Оксана Алексеевна, краснея, отвела затуманивающиеся глаза. Оба раза хотели сына, да, знать, суждены им дочки. Не потому ли так привязалась к Давляту?
— Не хотелось бы и мне терять его, — гудел голос мужа. — Вот скоро каникулы летние…
— Да, да, — встрепенулась Оксана Алексеевна, уловив его мысль, — обязательно надо поехать! Всем вместе.
— Я так и скажу ему. Скажу, что об интернате подумаем после каникул.
— Он согласится? А то мы решаем, а он не посчитается с нами.
— Нет, такого не может быть, он совестливый. — Мочалов выбил пальцами короткую дробь. — А все-таки что-то случилось…
В это время в комнату влетели Наташа и Шура, стали наперебой просить отпустить их завтра, в выходной день, на холмы за тюльпанами. Давлят пойдет с ними, им не будет страшно.

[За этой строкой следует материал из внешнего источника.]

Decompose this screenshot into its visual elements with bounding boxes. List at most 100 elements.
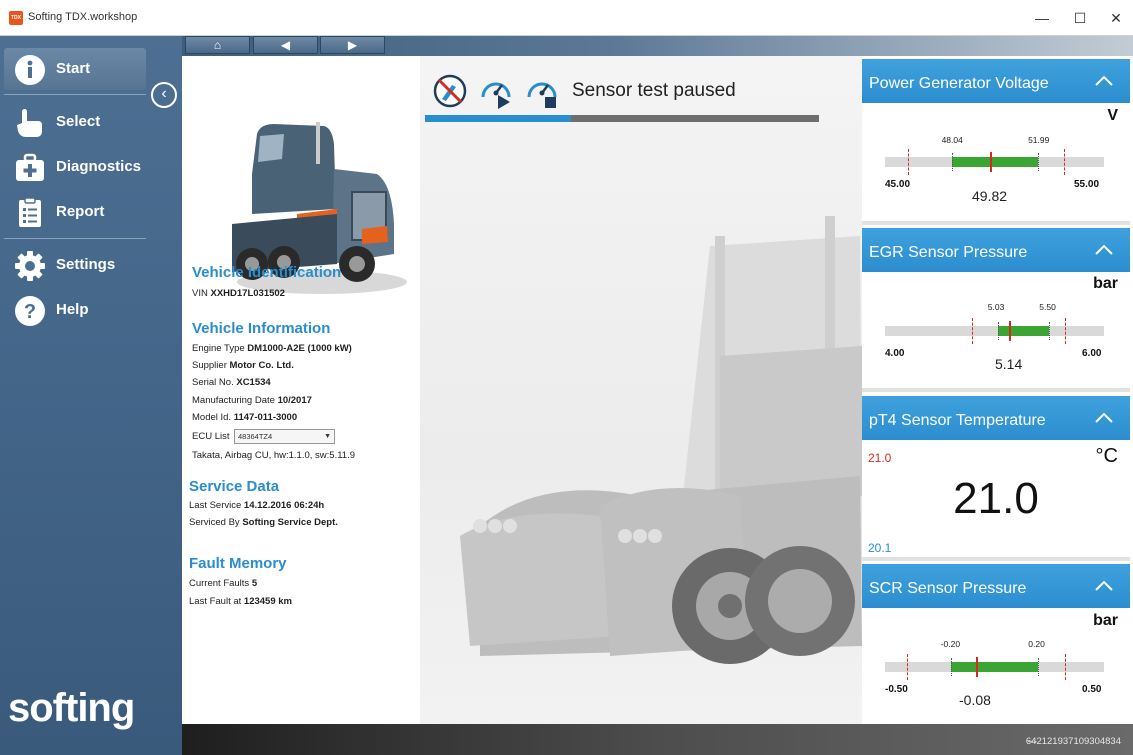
question-icon: ? (15, 296, 45, 326)
gauge-needle (1008, 321, 1011, 341)
last-fault-row: Last Fault at 123459 km (189, 596, 292, 607)
gauge-max-label: 55.00 (1074, 179, 1100, 190)
widget-unit: bar (1093, 612, 1118, 629)
high-threshold-label: 51.99 (1028, 135, 1050, 145)
chevron-up-icon[interactable] (1094, 578, 1114, 594)
chevron-up-icon[interactable] (1094, 242, 1114, 258)
sidebar-item-label: Report (56, 203, 105, 220)
last-service-row: Last Service 14.12.2016 06:24h (189, 500, 325, 511)
gauge-high-threshold-marker (1038, 153, 1040, 171)
chevron-down-icon: ▼ (324, 433, 331, 440)
gauge-max-label: 0.50 (1082, 684, 1102, 695)
vin-row: VIN XXHD17L031502 (192, 288, 285, 299)
sidebar-item-help[interactable]: ? Help (4, 289, 146, 331)
truck-background-image (460, 216, 862, 664)
supplier-row: Supplier Motor Co. Ltd. (192, 360, 294, 371)
temperature-value: 21.0 (953, 474, 1039, 523)
collapse-sidebar-button[interactable]: ‹ (151, 82, 177, 108)
hand-pointer-icon (17, 109, 42, 137)
temperature-max-label: 21.0 (868, 451, 892, 465)
widget-title: pT4 Sensor Temperature (869, 412, 1046, 429)
gauge-value: -0.08 (959, 692, 991, 708)
arrow-left-icon: ◀ (280, 38, 291, 52)
chevron-up-icon[interactable] (1094, 73, 1114, 89)
gauge-stop-icon[interactable] (524, 73, 560, 109)
gauge-min-label: 45.00 (885, 179, 911, 190)
linear-gauge (885, 149, 1104, 175)
sidebar-item-label: Settings (56, 256, 116, 273)
maximize-button[interactable]: ☐ (1064, 6, 1096, 30)
scr-sensor-pressure-widget: SCR Sensor Pressure bar -0.20 0.20 -0.50… (862, 564, 1130, 724)
sensor-test-status: Sensor test paused (572, 80, 736, 101)
vehicle-identification-heading: Vehicle Identification (192, 264, 342, 281)
gauge-high-alarm-marker (1064, 318, 1066, 344)
gauge-needle (989, 152, 992, 172)
power-generator-voltage-widget: Power Generator Voltage V 48.04 51.99 45… (862, 59, 1130, 225)
gauge-play-icon[interactable] (478, 73, 514, 109)
softing-logo: softing (8, 686, 135, 730)
sidebar-item-label: Help (56, 301, 89, 318)
gauge-high-alarm-marker (1064, 654, 1066, 680)
sidebar-item-settings[interactable]: Settings (4, 244, 146, 286)
status-bar: --- 642121937109304834 (182, 724, 1133, 755)
sidebar-item-report[interactable]: Report (4, 191, 146, 233)
gauge-normal-range (950, 662, 1039, 672)
gauge-needle (975, 657, 978, 677)
sidebar-item-diagnostics[interactable]: Diagnostics (4, 146, 146, 188)
home-button[interactable]: ⌂ (185, 36, 250, 54)
gauge-low-threshold-marker (997, 322, 999, 340)
sidebar-item-label: Select (56, 113, 101, 130)
low-threshold-label: 48.04 (941, 135, 963, 145)
stop-test-icon[interactable] (432, 73, 468, 109)
widget-header: EGR Sensor Pressure (862, 228, 1130, 272)
sidebar-item-select[interactable]: Select (4, 101, 146, 143)
sidebar-item-start[interactable]: Start (4, 48, 146, 90)
gauge-high-threshold-marker (1049, 322, 1051, 340)
low-threshold-label: 5.03 (987, 302, 1005, 312)
serviced-by-row: Serviced By Softing Service Dept. (189, 517, 338, 528)
service-data-heading: Service Data (189, 478, 280, 495)
vehicle-information-heading: Vehicle Information (192, 320, 331, 337)
gauge-value: 5.14 (995, 356, 1023, 372)
sidebar-divider (4, 238, 146, 239)
temperature-min-label: 20.1 (868, 541, 892, 555)
high-threshold-label: 0.20 (1028, 639, 1045, 649)
gear-icon (15, 251, 45, 281)
model-id-row: Model Id. 1147-011-3000 (192, 412, 298, 423)
linear-gauge (885, 654, 1104, 680)
gauge-low-threshold-marker (950, 658, 952, 676)
info-icon (15, 55, 45, 85)
app-logo-icon: TDX (9, 11, 23, 25)
sidebar: Start Select Diagnostics Report Settings… (0, 36, 182, 755)
current-faults-row: Current Faults 5 (189, 578, 258, 589)
sidebar-item-label: Diagnostics (56, 158, 142, 175)
chevron-up-icon[interactable] (1094, 410, 1114, 426)
sidebar-item-label: Start (56, 60, 91, 77)
widget-unit: °C (1095, 445, 1118, 467)
engine-type-row: Engine Type DM1000-A2E (1000 kW) (192, 343, 352, 354)
gauge-max-label: 6.00 (1082, 348, 1102, 359)
gauge-normal-range (997, 326, 1050, 336)
sidebar-divider (4, 94, 146, 95)
top-navigation-bar: ⌂ ◀ ▶ (182, 36, 1133, 56)
gauge-low-alarm-marker (972, 318, 974, 344)
manufacturing-date-row: Manufacturing Date 10/2017 (192, 395, 312, 406)
pt4-sensor-temperature-widget: pT4 Sensor Temperature °C 21.0 21.0 20.1 (862, 396, 1130, 561)
forward-button[interactable]: ▶ (320, 36, 385, 54)
ecu-list-select[interactable]: 48364TZ4 ▼ (234, 429, 335, 444)
minimize-button[interactable]: — (1026, 6, 1058, 30)
sensor-widgets: Power Generator Voltage V 48.04 51.99 45… (862, 56, 1133, 724)
gauge-min-label: 4.00 (885, 348, 905, 359)
close-button[interactable]: ✕ (1100, 6, 1132, 30)
gauge-normal-range (951, 157, 1039, 167)
back-button[interactable]: ◀ (253, 36, 318, 54)
widget-unit: bar (1093, 275, 1118, 292)
sensor-test-area: Sensor test paused (420, 56, 862, 724)
widget-title: SCR Sensor Pressure (869, 580, 1027, 597)
gauge-high-alarm-marker (1064, 149, 1066, 175)
linear-gauge (885, 318, 1104, 344)
medical-kit-icon (16, 153, 44, 181)
egr-sensor-pressure-widget: EGR Sensor Pressure bar 5.03 5.50 4.00 6… (862, 228, 1130, 392)
gauge-high-threshold-marker (1038, 658, 1040, 676)
widget-unit: V (1107, 107, 1118, 124)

— А мы? — быстро переглянувшись, спросили родители. — Нас-то возьмете?
— Ура! — захлопала в ладоши Наташа.
Шура бросилась отцу на шею, чмокнула в щеку, потом поцеловала и мать.
Назавтра дети проснулись чуть свет. Девочки оживленно щебетали. Давлят сдержанно улыбался. Максим Макарович держался с ним как обычно, Оксана Алексеевна тоже делала вид, будто ничего не знает.

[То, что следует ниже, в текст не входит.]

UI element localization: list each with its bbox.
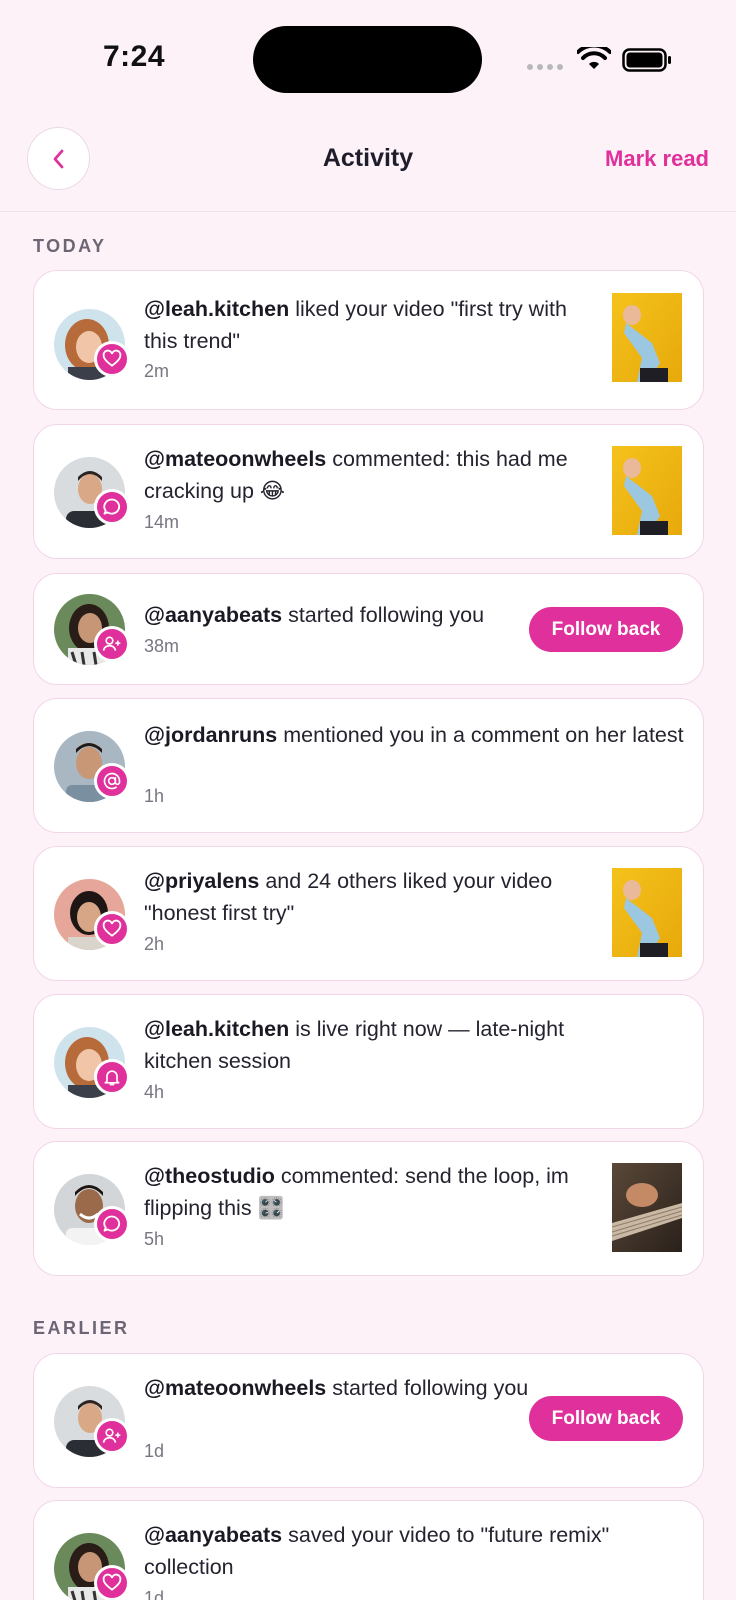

Веселой гурьбой зашагали они на холмы, окаймляющие город с юго-восточной стороны. Дети несли курпачи и палас, Максим Макарович и Оксана Алексеевна — сумки с посудой и провизией. Дорога постепенно сужалась. Остро пахло медвянкой и рутой, блестела на неярком солнце росистая травка, и все чаще попадались алые маки. Чем выше поднимались Мочаловы, тем шире открывался вид на недавно выросший город — юную столицу молодой Таджикской республики, которую в те годы называли седьмой советской[14].
— Красота-то какая! — взволнованно произнесла Оксана Алексеевна. — А был пустырь… Помнишь, Максим?
— Еще бы! — улыбнулся Максим Макарович.
Когда они, молодые рязанцы энтузиасты, впервые попали в эти края, Таджикистан только-только был провозглашен автономной республикой и не имел еще ни благоустроенной столицы, ни нормальных дорог и транспорта. До Термеза они доехали поездом, а оттуда добирались на лошадях и ослах узкими караванными тропами, превратив, как говорят таджики, не одну ночь в день и не один день в ночь, то есть несколько суток. Им сказали: «Вот и столица», — а они, озираясь, увидели несколько старых разлапистых чинар, пыльный пустырь и грязные, обшарпанные дома. Ранней весной, поздней осенью и в зимние месяцы узкие, кривые улочки превращались в хлюпающие болота, в остальное время в знойном, раскаленном воздухе висела густая желтая пыль. На окружающих город холмах и в окрестных камышовых зарослях водились шакалы и волки.